O Senado elege nesta sexta-feira (1º) seu novo presidente e escolhe os membros da Mesa Diretora para comandar a Casa no biênio 2013-2014. Estão no páreo os senadores Renan Calheiros (PMDB-AL), favorito na disputa com apoio da maioria dos partidos da base aliada, e Pedro Taques (PDT-MT), que representa o grupo de independentes que discordam da candidatura do peemedebista.
Ontem, o senador Randolfe Rodrigues (PSOL-AP) desistiu de concorrer ao cargo em favor de Taques.

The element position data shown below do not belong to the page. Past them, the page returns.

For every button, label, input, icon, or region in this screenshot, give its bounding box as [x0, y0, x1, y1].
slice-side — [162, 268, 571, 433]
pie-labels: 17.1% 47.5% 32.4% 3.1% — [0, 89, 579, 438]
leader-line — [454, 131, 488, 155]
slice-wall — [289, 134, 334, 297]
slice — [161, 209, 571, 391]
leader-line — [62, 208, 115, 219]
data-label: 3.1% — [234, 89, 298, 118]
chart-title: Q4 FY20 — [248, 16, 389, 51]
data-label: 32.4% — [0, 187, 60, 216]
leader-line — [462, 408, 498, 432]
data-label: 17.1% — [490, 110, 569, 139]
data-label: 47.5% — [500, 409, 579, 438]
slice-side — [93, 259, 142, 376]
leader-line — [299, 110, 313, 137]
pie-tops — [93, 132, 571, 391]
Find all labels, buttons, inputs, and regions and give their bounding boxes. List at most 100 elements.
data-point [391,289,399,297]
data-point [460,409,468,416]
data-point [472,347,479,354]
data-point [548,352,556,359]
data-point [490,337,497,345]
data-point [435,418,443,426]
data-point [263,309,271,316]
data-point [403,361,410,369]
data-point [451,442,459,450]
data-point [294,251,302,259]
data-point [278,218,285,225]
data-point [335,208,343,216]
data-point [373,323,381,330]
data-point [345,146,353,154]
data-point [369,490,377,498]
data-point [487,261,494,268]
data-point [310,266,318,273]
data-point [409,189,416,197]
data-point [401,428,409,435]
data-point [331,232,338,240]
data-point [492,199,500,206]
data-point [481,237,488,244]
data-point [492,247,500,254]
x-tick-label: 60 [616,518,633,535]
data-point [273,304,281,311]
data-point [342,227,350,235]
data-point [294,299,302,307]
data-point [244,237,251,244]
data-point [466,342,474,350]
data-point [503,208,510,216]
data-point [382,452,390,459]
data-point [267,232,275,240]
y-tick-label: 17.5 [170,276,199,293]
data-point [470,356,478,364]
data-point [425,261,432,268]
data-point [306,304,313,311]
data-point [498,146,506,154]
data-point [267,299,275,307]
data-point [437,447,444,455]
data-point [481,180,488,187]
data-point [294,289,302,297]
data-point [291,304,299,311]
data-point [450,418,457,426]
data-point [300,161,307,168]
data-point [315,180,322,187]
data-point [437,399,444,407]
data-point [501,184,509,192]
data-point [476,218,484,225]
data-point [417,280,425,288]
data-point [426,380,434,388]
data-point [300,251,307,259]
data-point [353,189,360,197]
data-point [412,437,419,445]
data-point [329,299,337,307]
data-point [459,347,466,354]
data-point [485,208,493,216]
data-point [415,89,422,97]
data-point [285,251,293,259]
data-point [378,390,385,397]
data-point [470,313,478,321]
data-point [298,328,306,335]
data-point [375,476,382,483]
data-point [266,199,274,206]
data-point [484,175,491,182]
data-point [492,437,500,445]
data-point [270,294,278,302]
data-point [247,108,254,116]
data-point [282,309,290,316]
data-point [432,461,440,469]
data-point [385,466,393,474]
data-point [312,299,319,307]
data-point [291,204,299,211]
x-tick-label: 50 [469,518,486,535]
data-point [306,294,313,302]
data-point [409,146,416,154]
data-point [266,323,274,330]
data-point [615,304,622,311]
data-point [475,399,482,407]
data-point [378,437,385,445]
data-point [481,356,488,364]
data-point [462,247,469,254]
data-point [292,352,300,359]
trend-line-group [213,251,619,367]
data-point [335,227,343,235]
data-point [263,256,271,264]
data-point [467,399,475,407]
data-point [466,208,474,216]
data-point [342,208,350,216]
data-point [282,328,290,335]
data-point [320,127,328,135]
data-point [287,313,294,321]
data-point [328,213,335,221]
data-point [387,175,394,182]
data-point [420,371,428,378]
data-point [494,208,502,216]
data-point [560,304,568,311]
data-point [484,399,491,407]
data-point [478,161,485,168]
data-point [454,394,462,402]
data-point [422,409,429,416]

Renan já presidiu o Senado e renunciou ao comando da Casa em 2007 em meio a denúncias de que teria usado um lobista de uma empreiteira para pagar pensão alimentícia ao filho que teve fora do casamento com a jornalista Mônica Veloso. Na semana passada, oprocurador-geral da República, Roberto Gurgel, denunciou o senador ao STF .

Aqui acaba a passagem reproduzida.